While many investors don't understand the nuances, there is a caste system in manufacturing where major players do business with each other while upstarts like Axion are viewed first as nuisances, second as competitive risks, third as acquisition targets and finally as serious partners that should be treated like peers. The process of moving from the bottom rung on the manufacturing food chain to meaningful partner status is painful, time consuming and expensive. It frequently involves years of apparent inactivity as the majors engage in endless testing, validation, process assessments and scalability evaluations. During the doldrums markets tend to assume that none of the hard work will bear fruit and all the effort will have been in vain. When the first implementation decision is made, the presumption shifts overnight as the market concludes, "if it's good enough for Customer A it will most certainly be good enough for Customers B through F."
At this year's annual meeting, Axion's CEO Tom Granville explained that the company is involved in two projects with multi-national battery manufacturers that are evaluating the portability of Axion's technology with an eye to developing collaborative production relationships. He also reaffirmed an earlier promise that Axion would make a substantial sales announcement before the next quarterly earnings call in mid-November.
Axion's recent PIPE financing has a variable conversion price, which makes it hard to get a firm grip on the number of common shares that will be outstanding when the smoke clears. My best current estimate is that the final share count will be a little shy of 200 million, which gives Axion an implied fully-diluted market capitalization of about $25 million; a figure that's roughly 2.5 times current book value but only one-quarter of the cumulative investment over the last decade. While all of Axion's business relationships are suggesting that an implementation decision is imminent, the market is currently pricing the stock for failure.

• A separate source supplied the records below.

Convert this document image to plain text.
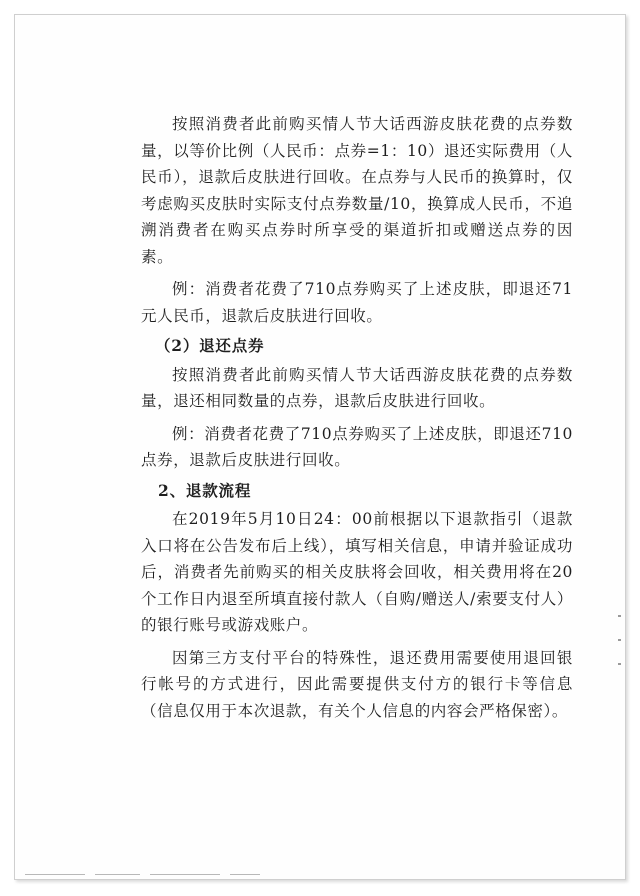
按照消费者此前购买情人节大话西游皮肤花费的点券数量，以等价比例（人民币：点券=1：10）退还实际费用（人民币），退款后皮肤进行回收。在点券与人民币的换算时，仅考虑购买皮肤时实际支付点券数量/10，换算成人民币，不追溯消费者在购买点券时所享受的渠道折扣或赠送点券的因素。

例：消费者花费了710点券购买了上述皮肤，即退还71元人民币，退款后皮肤进行回收。

（2）退还点券

按照消费者此前购买情人节大话西游皮肤花费的点券数量，退还相同数量的点券，退款后皮肤进行回收。

例：消费者花费了710点券购买了上述皮肤，即退还710点券，退款后皮肤进行回收。

2、退款流程

在2019年5月10日24：00前根据以下退款指引（退款入口将在公告发布后上线），填写相关信息，申请并验证成功后，消费者先前购买的相关皮肤将会回收，相关费用将在20个工作日内退至所填直接付款人（自购/赠送人/索要支付人）的银行账号或游戏账户。

因第三方支付平台的特殊性，退还费用需要使用退回银行帐号的方式进行，因此需要提供支付方的银行卡等信息（信息仅用于本次退款，有关个人信息的内容会严格保密）。
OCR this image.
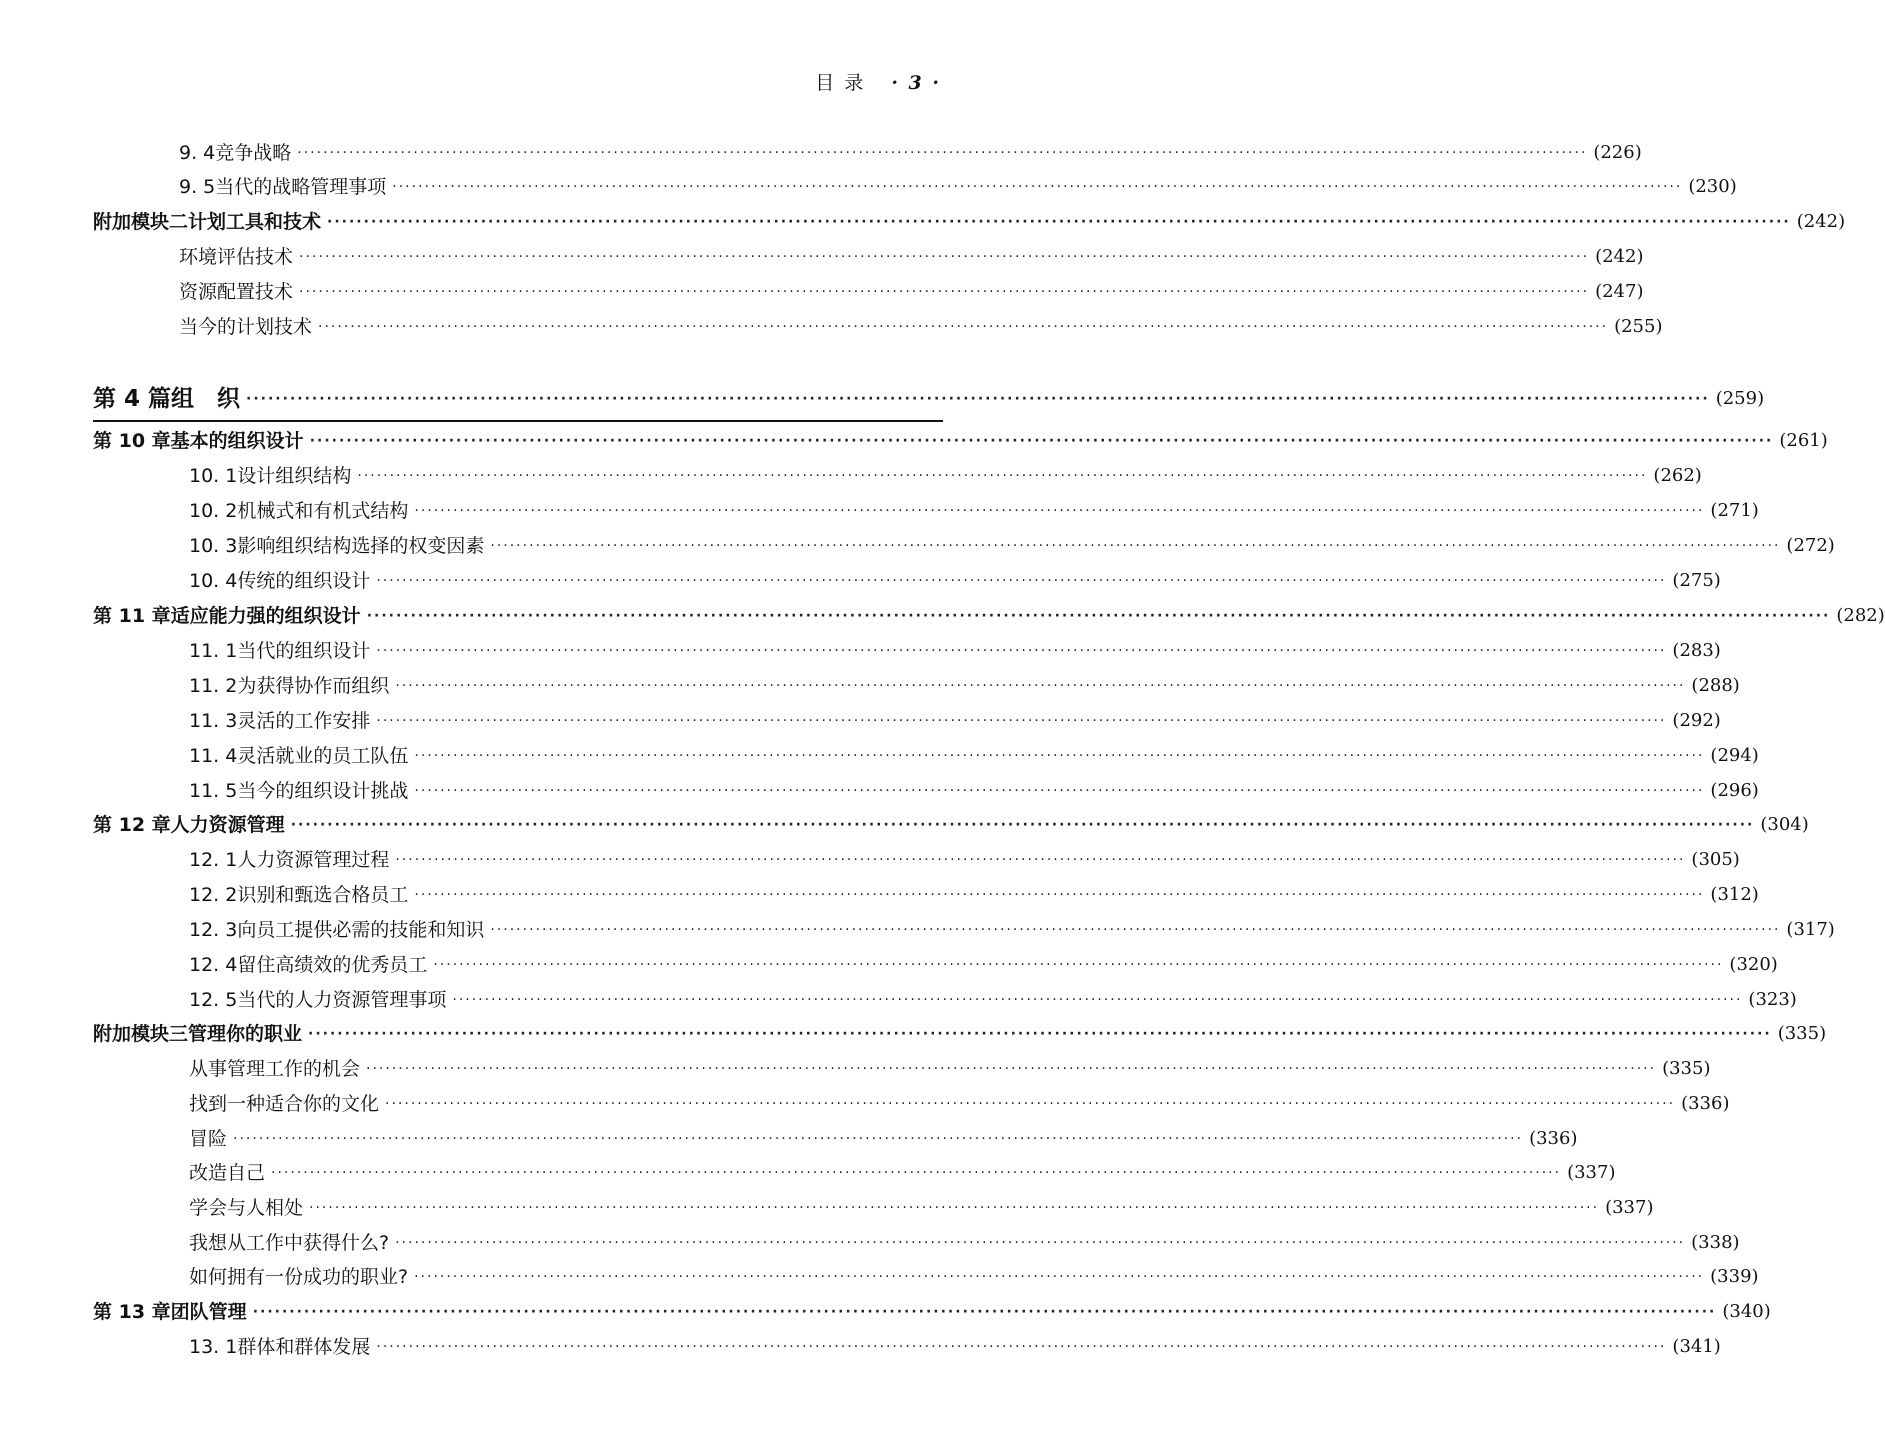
目 录 · 3 ·
9. 4 竞争战略 ········································································································································································································ (226)
9. 5 当代的战略管理事项 ········································································································································································································ (230)
附加模块二 计划工具和技术 ········································································································································································································ (242)
环境评估技术 ········································································································································································································ (242)
资源配置技术 ········································································································································································································ (247)
当今的计划技术 ········································································································································································································ (255)
第 4 篇 组　织 ········································································································································································································ (259)
第 10 章 基本的组织设计 ········································································································································································································ (261)
10. 1 设计组织结构 ········································································································································································································ (262)
10. 2 机械式和有机式结构 ········································································································································································································ (271)
10. 3 影响组织结构选择的权变因素 ········································································································································································································ (272)
10. 4 传统的组织设计 ········································································································································································································ (275)
第 11 章 适应能力强的组织设计 ········································································································································································································ (282)
11. 1 当代的组织设计 ········································································································································································································ (283)
11. 2 为获得协作而组织 ········································································································································································································ (288)
11. 3 灵活的工作安排 ········································································································································································································ (292)
11. 4 灵活就业的员工队伍 ········································································································································································································ (294)
11. 5 当今的组织设计挑战 ········································································································································································································ (296)
第 12 章 人力资源管理 ········································································································································································································ (304)
12. 1 人力资源管理过程 ········································································································································································································ (305)
12. 2 识别和甄选合格员工 ········································································································································································································ (312)
12. 3 向员工提供必需的技能和知识 ········································································································································································································ (317)
12. 4 留住高绩效的优秀员工 ········································································································································································································ (320)
12. 5 当代的人力资源管理事项 ········································································································································································································ (323)
附加模块三 管理你的职业 ········································································································································································································ (335)
从事管理工作的机会 ········································································································································································································ (335)
找到一种适合你的文化 ········································································································································································································ (336)
冒险 ········································································································································································································ (336)
改造自己 ········································································································································································································ (337)
学会与人相处 ········································································································································································································ (337)
我想从工作中获得什么? ········································································································································································································ (338)
如何拥有一份成功的职业? ········································································································································································································ (339)
第 13 章 团队管理 ········································································································································································································ (340)
13. 1 群体和群体发展 ········································································································································································································ (341)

I've seen this dynamic before with transition stage companies and the outcome is always the same. If commercial implementation is delayed the stock price continues to wallow. Once an implementation decision is made, market capitalizations quickly surge from a fraction of cumulative investment to a multiple of cumulative investment.
Almost three years ago I wrote an article titled "Energy Storage, The Valley of Death and The Elephant Hunters" that explained how stocks behave as companies like Axion make the transition from R&D to commercial sales. While Axion's transition has taken far longer than I expected, all the signs and portents indicate that the PbC will be solidly competitive in several billion-dollar market niches. Axion's stock remains a very high-risk investment but the worst-case outcome is continuation of the long slow price decline that's developed over the last three years while the best-case outcome is an epic multi-bagger.
Now that I've had a chance to see the PbC through the customer's eyes, I'm convinced that the likely outcome is a multi-bagger. I've owned over a million shares of Axion stock for years and have an average acquisition cost that's roughly 10 times the current market price. I've never felt better about my risk-reward profile.
Disclosure: I am long OTC:AXPW. I wrote this article myself, and it expresses my own opinions. I am not receiving compensation for it (other than from Seeking Alpha). I have no business relationship with any company whose stock is mentioned in this article. I'm a former director of Axion Power International and have a substantial long position in its common stock.